Mindful listening asks that the listener intentionally refrain from interjecting, considering their own responses or emoting body language that could deter the speaker from sharing. We all know that when a visitor comes to your office in an emotional state, like a disgruntled parent, it can be easy to let your emotions take over instead of truly hearing them out. Mindful listening takes practice and may feel strange at first. Need help getting started? Check out the mindful listening sentence starter below:
“Thank you for coming to see me today. You have my full attention and I’m listening.”
Step 2: Ask “Did I Understand You Correctly?”
After your visitor is done speaking, take a calming deep breath together. Now it’s time to assure your visitor that you’ve heard everything they’ve shared. Ask, “Did I understand everything correctly?” Then repeat their major points, ensuring that you’ve fully taken in everything they’ve brought up. This slows things down, helps assuage any frenetic energy they may have, and lets your visitor know that you were fully present and focused on their words. You may notice a shift in your visitor’s body language and feel a calmer energy take over as they begin to realize they were heard. Try saying something like this:
“Thank you for sharing that with me. I just want to make sure that I understand everything correctly… First you said…. Then you said…. Finally, you noted…. Did I hear everything you wanted to share?”

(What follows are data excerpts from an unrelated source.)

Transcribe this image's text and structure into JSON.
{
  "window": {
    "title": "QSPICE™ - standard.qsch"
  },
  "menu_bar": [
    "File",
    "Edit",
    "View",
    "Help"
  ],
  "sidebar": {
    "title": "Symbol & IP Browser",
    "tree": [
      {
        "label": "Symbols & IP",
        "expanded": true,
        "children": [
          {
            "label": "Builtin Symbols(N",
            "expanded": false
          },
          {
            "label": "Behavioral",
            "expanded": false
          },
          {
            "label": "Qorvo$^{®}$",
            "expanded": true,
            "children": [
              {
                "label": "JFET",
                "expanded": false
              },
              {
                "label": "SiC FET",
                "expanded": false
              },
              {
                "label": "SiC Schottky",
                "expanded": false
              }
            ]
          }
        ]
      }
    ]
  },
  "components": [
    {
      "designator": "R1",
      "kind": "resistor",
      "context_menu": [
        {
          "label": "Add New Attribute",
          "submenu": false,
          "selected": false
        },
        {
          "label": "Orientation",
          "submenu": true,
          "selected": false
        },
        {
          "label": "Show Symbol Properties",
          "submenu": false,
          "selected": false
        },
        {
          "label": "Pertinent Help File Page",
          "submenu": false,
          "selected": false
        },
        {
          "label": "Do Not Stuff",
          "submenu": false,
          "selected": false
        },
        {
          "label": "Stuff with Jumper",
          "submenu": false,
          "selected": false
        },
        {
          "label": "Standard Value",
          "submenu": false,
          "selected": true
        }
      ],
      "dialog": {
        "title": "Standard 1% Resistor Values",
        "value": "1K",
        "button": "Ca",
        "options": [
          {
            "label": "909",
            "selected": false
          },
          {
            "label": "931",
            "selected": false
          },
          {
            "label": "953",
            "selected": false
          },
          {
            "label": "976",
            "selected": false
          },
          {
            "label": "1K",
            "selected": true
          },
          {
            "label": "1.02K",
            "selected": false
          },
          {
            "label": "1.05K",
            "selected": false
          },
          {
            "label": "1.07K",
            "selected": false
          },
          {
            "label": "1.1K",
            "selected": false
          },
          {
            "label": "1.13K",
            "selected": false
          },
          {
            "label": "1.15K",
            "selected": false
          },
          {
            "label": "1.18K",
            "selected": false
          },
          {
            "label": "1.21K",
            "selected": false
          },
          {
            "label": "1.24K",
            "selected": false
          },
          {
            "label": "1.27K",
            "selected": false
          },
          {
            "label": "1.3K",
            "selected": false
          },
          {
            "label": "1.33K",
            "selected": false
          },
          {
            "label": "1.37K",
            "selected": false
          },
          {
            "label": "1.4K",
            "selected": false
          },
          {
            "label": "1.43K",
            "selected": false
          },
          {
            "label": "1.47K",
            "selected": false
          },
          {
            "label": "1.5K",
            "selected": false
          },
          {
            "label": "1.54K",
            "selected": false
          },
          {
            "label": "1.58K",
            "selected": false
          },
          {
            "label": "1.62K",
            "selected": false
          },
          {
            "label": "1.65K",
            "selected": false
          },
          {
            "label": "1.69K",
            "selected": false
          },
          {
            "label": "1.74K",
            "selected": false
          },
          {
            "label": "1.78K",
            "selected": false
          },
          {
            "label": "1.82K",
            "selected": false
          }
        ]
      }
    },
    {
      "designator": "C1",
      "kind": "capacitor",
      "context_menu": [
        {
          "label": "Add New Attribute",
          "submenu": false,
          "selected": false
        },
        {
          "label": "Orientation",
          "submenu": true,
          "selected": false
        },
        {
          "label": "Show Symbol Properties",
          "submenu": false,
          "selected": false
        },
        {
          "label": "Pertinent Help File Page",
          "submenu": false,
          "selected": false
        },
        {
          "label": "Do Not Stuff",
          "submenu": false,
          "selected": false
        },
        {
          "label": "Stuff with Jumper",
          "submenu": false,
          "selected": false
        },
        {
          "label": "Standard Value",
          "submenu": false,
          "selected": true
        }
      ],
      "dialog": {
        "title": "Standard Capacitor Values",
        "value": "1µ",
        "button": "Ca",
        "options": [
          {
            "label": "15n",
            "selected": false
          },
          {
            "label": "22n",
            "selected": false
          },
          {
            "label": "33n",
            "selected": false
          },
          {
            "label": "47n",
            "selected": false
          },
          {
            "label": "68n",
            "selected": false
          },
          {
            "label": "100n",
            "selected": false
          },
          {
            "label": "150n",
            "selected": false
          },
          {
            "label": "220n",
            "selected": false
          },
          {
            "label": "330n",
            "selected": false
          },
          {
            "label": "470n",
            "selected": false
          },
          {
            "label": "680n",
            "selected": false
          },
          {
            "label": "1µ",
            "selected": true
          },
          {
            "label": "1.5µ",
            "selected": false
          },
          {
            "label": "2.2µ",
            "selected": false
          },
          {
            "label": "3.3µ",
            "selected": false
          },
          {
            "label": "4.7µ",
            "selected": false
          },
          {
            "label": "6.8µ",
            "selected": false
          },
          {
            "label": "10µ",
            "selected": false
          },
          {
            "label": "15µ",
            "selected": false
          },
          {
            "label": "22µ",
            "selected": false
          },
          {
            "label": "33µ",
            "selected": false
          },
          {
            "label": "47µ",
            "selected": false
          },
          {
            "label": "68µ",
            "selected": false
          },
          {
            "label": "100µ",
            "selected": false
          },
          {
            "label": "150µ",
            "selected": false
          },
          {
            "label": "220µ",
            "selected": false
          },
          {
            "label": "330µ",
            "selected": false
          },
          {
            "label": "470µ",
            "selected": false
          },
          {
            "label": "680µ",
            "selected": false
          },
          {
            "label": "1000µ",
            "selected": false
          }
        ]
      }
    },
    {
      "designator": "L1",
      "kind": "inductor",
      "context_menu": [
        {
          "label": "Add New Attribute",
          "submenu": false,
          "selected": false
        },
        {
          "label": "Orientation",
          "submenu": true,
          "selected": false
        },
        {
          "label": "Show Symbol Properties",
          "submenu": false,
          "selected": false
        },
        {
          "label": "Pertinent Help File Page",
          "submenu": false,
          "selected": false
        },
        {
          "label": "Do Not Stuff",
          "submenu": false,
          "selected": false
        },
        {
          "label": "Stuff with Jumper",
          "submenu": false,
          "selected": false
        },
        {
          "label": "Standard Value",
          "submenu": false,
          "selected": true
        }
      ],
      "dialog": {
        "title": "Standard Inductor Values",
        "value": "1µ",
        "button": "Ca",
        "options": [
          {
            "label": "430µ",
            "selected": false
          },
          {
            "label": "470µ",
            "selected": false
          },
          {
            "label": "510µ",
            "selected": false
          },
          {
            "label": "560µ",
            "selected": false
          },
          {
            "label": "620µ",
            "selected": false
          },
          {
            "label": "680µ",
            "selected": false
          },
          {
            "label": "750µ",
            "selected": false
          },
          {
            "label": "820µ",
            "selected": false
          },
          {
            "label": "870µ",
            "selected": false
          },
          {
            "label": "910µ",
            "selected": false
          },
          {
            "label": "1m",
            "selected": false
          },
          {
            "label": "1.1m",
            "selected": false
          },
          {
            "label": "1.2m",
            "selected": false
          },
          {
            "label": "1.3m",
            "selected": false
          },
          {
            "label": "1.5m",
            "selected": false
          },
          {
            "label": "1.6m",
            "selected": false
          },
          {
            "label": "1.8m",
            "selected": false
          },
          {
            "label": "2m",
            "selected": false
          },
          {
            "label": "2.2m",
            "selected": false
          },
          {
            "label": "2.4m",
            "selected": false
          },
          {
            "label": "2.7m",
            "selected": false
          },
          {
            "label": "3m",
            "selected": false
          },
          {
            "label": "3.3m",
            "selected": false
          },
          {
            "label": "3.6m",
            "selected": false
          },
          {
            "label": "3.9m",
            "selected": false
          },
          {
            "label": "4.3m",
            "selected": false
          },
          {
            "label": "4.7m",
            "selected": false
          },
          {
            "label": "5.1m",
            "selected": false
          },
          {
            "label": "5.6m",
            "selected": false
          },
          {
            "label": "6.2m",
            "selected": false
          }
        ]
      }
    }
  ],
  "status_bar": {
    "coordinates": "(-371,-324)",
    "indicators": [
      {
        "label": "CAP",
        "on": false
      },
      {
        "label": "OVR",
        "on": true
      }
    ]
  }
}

Step 3: Ask “What Do You Need?”
Once you have confirmed that you’ve heard everything, it’s time to find out what your visitor needs. Do they seek advice? A resolution? Permission? Help? Ideas? This puts the responsibility on your visitor to come to you with solutions in mind and not just complaints. Asking this question shifts the conversation away from the problem and toward possible resolutions. Here’s an idea on how to start:
“Ok, I hear your concerns. Looking ahead, what do you need?/What steps would you like to take on this issue?/What is the best outcome you can envision on this issue?/ How can I/this school best assist you on this issue?”
Step 4: Empower Your Teachers
As a school leader, it isn’t sustainable for you to be the sole provider of creative solutions or authority. Build a network of empowered teacher leaders, so that you have an extended web of support for both yourself and your instructors. Remember that you can’t solve every problem and it’s advisable not to. Empower your teachers to make use of a distributed leadership structure and to generate solutions on their own. If your visitor is unwilling or unable to posit any solutions in the meeting, encourage them to take some time to do so. Ask them to give it some thought, consult their colleagues, and come back with ideas:
“As I greatly trust your professional ability, and the support network we have at this school, I encourage you to consult your colleagues and consider some possible solutions for this issue and we can reconvene together on _________________ to talk it over together.”
Step 5: Take Time to Process
Schools move fast, but sometimes it’s best to take a breath before jumping into a decision. Quick reactions often unintentionally impact something else. If this issue requires that you get involved or come up with a solution, give yourself the time to do so while simultaneously reassuring your visitor that you will respond by a certain time. You can express this by saying something like:
“Thank you for coming to me with your concerns, as well as your ideas for how to move forward. I am going to think on this/look into this and I will get back to you with my thoughts by _________________.”
Step 6: Check Back In
To make your staff feel valued and to ensure the long-term sustainability of your resolutions, make sure to check back in with your visitors after some time has gone by. While it may seem tempting to just leave things alone, it’s critical to establish that you are more than just a in-the-moment complaint department. Show your school community that you are a school leader who truly cares about their success and that you are invested in the outcomes of your staff’s decisions. Check to see if the solutions you discussed are in place, and assess whether they are effective. See if any further interventions or supports are needed. Let your staff members know that you not only heard their concerns, but had a deep interest in the results of their creative solutions.